🤖 AI Summary
This study systematically investigates, for the first time, the faithfulness of chain-of-thought (CoT) explanations in large audio-language models (LALMs)—i.e., whether CoT reasoning genuinely reflects the model’s internal decision process. To assess faithfulness under controlled perturbations, we design four intervention types—semantic-preserving rewriting, filler-token injection, premature answer insertion, and erroneous guidance—and evaluate them on two complex multimodal benchmarks: SAKURA and MMAR. Results demonstrate that LALMs exhibit significantly higher reasoning-path-to-decision consistency than text-only large language models, maintaining robust faithfulness across all interventions (average faithfulness: 86.3%).

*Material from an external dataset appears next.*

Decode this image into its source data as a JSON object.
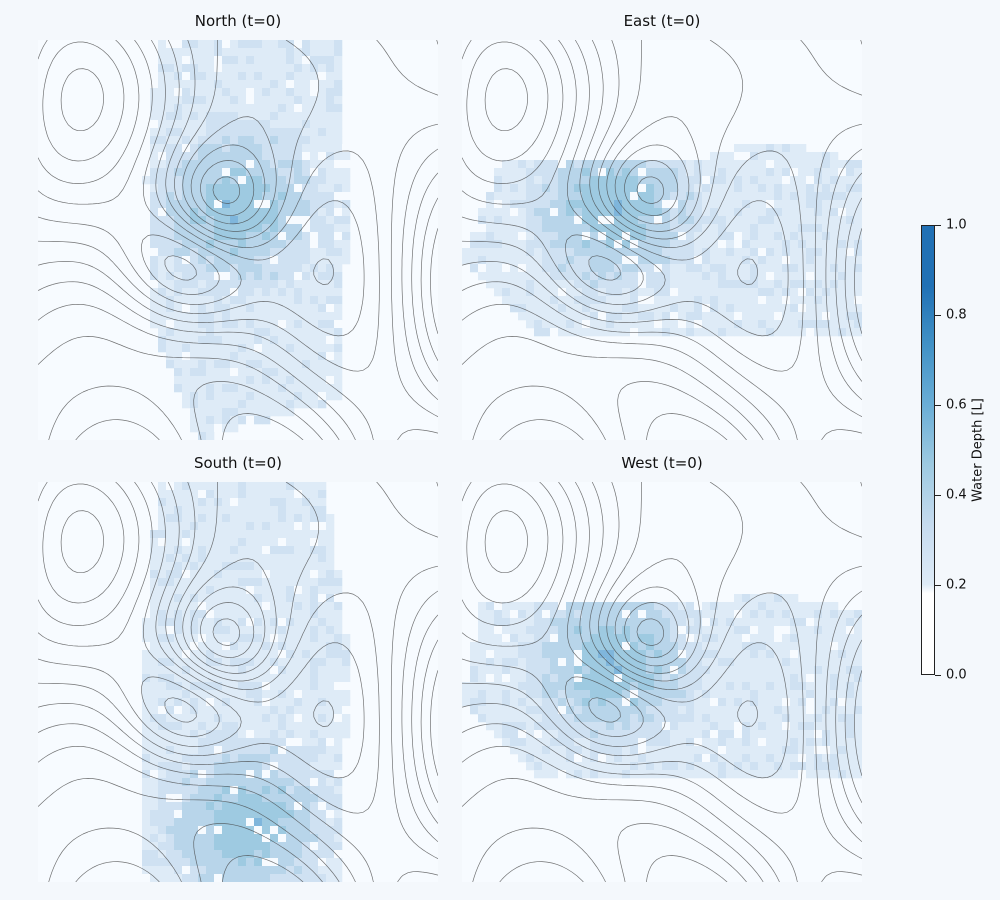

This work reveals an audio-modality-induced enhancement effect on interpretability and introduces the first CoT faithfulness evaluation framework tailored to LALMs. It provides critical empirical evidence and methodological foundations for developing trustworthy multimodal AI systems.
📝 Abstract
Faithfulness measures whether chain-of-thought (CoT) representations accurately reflect a model's decision process and can be used as reliable explanations. Prior work has shown that CoTs from text-based LLMs are often unfaithful. This question has not been explored for large audio-language models (LALMs), where faithfulness is critical for safety-sensitive applications. Reasoning in LALMs is also more challenging, as models must first extract relevant clues from audio before reasoning over them. In this paper, we investigate the faithfulness of CoTs produced by several LALMs by applying targeted interventions, including paraphrasing, filler token injection, early answering, and introducing mistakes, on two challenging reasoning datasets: SAKURA and MMAR. After going through the aforementioned interventions across several datasets and tasks, our experiments suggest that, LALMs generally produce CoTs that appear to be faithful to their underlying decision processes.